Abstract
OBJECTIVES: Chronic pain affects one in five people and persists because protective nociception is converted into maladaptive neural, immune and psychological states. This review aimed to consolidate mechanistic and clinical evidence to clarify that transformation and identify leverage points for durable relief.
METHODS: Following the Scale for the Assessment of Narrative Review Articles (SANRA) guidance, we conducted a narrative review of articles published 1 January 2000-30 June 2025 across PubMed, Embase, Web of Science, Scopus, CINAHL, PsycINFO and the Cochrane Library, supplemented by grey literature. Eligible studies explored biological, immunological, genetic, epigenetic or psychosocial mechanisms or tested mechanism-targeted interventions. Data were thematically synthesised and appraised for methodological quality.

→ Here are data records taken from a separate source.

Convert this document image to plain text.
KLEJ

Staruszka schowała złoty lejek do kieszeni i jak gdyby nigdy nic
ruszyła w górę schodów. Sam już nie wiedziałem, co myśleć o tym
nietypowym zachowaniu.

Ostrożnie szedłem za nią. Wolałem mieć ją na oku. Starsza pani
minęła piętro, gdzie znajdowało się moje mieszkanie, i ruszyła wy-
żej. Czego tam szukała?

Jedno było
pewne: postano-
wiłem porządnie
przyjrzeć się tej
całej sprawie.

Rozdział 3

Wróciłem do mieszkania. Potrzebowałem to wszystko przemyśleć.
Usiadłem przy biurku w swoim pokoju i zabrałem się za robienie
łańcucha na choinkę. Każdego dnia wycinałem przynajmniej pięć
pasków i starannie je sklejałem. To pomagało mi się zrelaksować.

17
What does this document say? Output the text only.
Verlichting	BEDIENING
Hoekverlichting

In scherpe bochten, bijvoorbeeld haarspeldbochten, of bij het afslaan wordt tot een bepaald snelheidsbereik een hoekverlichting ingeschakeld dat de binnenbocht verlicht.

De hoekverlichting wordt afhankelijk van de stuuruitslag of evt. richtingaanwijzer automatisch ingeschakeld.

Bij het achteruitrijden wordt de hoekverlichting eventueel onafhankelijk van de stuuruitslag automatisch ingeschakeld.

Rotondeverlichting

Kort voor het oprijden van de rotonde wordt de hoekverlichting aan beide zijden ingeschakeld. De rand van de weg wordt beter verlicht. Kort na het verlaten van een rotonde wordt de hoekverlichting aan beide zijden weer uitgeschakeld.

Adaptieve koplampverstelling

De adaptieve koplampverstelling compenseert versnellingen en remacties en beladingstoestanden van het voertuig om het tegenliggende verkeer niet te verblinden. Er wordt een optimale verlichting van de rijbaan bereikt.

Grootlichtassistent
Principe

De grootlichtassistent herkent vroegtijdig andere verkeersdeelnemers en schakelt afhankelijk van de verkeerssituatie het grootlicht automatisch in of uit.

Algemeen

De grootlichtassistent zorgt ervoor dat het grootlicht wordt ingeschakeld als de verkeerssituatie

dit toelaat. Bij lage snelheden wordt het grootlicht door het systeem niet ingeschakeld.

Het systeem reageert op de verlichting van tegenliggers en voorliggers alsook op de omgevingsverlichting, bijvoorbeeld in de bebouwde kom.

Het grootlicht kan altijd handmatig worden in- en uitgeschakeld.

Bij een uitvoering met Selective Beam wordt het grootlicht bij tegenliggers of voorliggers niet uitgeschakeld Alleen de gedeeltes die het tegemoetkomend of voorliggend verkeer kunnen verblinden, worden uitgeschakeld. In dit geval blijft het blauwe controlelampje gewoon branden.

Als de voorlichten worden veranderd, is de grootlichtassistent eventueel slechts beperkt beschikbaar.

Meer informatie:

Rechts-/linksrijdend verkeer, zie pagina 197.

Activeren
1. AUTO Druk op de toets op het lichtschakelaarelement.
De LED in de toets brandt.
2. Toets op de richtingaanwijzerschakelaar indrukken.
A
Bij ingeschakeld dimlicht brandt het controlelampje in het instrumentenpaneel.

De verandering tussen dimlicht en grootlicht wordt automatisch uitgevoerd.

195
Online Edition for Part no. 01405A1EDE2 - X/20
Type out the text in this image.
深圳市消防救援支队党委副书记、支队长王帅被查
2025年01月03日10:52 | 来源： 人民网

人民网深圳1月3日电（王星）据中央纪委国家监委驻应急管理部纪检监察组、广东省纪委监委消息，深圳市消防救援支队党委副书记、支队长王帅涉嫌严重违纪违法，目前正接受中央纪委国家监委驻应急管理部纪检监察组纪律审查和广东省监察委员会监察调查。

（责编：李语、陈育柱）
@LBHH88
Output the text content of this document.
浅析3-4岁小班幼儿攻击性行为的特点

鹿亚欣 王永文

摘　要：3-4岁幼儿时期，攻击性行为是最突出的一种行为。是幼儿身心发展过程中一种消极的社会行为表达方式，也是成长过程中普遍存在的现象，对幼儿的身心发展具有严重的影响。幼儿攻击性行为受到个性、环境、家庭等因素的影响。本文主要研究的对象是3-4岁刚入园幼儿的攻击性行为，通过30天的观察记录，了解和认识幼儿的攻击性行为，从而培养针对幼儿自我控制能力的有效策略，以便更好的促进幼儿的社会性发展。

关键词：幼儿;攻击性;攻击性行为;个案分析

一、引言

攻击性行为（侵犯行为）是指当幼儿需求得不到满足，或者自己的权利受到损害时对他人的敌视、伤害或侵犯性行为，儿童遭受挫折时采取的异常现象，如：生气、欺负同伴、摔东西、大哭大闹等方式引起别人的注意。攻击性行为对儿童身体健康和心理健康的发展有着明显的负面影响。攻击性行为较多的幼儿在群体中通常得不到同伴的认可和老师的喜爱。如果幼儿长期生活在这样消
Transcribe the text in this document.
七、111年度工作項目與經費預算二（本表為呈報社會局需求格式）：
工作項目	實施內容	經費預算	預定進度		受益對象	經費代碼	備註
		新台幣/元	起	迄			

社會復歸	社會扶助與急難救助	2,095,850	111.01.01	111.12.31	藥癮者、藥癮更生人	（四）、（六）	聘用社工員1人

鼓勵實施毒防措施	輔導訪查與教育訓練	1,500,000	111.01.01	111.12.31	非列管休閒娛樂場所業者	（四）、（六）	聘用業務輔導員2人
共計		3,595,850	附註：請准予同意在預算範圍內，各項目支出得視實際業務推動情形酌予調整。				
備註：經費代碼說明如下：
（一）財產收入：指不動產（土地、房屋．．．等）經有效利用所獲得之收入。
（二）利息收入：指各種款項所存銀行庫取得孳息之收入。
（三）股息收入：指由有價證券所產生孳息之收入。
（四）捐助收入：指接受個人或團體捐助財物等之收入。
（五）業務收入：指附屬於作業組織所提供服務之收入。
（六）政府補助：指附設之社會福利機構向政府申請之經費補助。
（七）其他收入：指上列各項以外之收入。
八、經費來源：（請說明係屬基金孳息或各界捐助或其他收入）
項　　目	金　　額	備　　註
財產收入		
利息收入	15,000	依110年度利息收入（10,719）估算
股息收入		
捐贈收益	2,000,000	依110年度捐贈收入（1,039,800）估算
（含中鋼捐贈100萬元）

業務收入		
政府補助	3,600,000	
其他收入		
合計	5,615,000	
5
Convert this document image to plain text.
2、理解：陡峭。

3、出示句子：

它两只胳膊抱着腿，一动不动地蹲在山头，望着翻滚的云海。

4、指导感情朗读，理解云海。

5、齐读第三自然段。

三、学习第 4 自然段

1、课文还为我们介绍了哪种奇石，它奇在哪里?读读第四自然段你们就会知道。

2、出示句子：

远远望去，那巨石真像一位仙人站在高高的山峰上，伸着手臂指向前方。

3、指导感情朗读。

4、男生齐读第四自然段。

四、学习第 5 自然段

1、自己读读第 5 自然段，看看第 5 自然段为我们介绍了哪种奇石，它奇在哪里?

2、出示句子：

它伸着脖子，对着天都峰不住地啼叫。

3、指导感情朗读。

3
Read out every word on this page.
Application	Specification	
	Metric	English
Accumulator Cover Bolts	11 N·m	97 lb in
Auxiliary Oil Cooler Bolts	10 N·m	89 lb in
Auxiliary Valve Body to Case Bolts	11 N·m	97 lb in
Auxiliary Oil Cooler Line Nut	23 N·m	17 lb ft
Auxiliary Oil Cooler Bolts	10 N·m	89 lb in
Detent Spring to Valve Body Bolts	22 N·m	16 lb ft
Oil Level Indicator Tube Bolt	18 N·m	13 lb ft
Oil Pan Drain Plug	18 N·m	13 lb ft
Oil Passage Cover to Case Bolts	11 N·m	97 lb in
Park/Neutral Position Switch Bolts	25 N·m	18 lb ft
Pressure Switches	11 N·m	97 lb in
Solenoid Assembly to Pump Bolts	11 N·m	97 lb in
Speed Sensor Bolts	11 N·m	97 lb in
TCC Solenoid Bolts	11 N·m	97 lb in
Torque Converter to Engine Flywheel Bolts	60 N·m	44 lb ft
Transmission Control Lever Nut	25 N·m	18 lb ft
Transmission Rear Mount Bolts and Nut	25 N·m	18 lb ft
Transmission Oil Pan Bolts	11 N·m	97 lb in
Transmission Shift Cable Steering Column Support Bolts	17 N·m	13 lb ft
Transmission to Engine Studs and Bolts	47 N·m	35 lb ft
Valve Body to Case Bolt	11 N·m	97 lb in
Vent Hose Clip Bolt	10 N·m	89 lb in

RESULTS: Convergent findings reveal a multistage cascade: peripheral sensitisation driven by aberrant ion channels and inflammatory mediators; spinal and supraspinal sensitisation sustained by glial activation and loss of inhibition; large-scale cortical and limbic reorganisation that embeds pain within memory and emotion circuits. Neuro-immune dialogue, microbiome dysbiosis, sex-specific responses and environment-induced epigenetic changes amplify these processes, while psychological stress and social adversity modulate their expression. Mapping these mechanisms to neuropathic, nociceptive and nociplastic syndromes highlights therapeutic windows exploited by emerging agents such as calcitonin-gene-related-peptide antibodies, chemogenetic nociceptor silencing, closed-loop neuromodulation, targeted cytokine blockade and microbiota modulation. Biomarker-informed precision approaches promise to replace empirical prescribing.
DISCUSSION: Synthesising cross-disciplinary evidence positions chronic pain as a systems disease requiring integrated, mechanism-based and person-centred care. Defining the shared biological scaffold clarifies why traditional symptom-focused treatments fail and outlines research priorities for disease-modifying analgesics and equitable delivery models.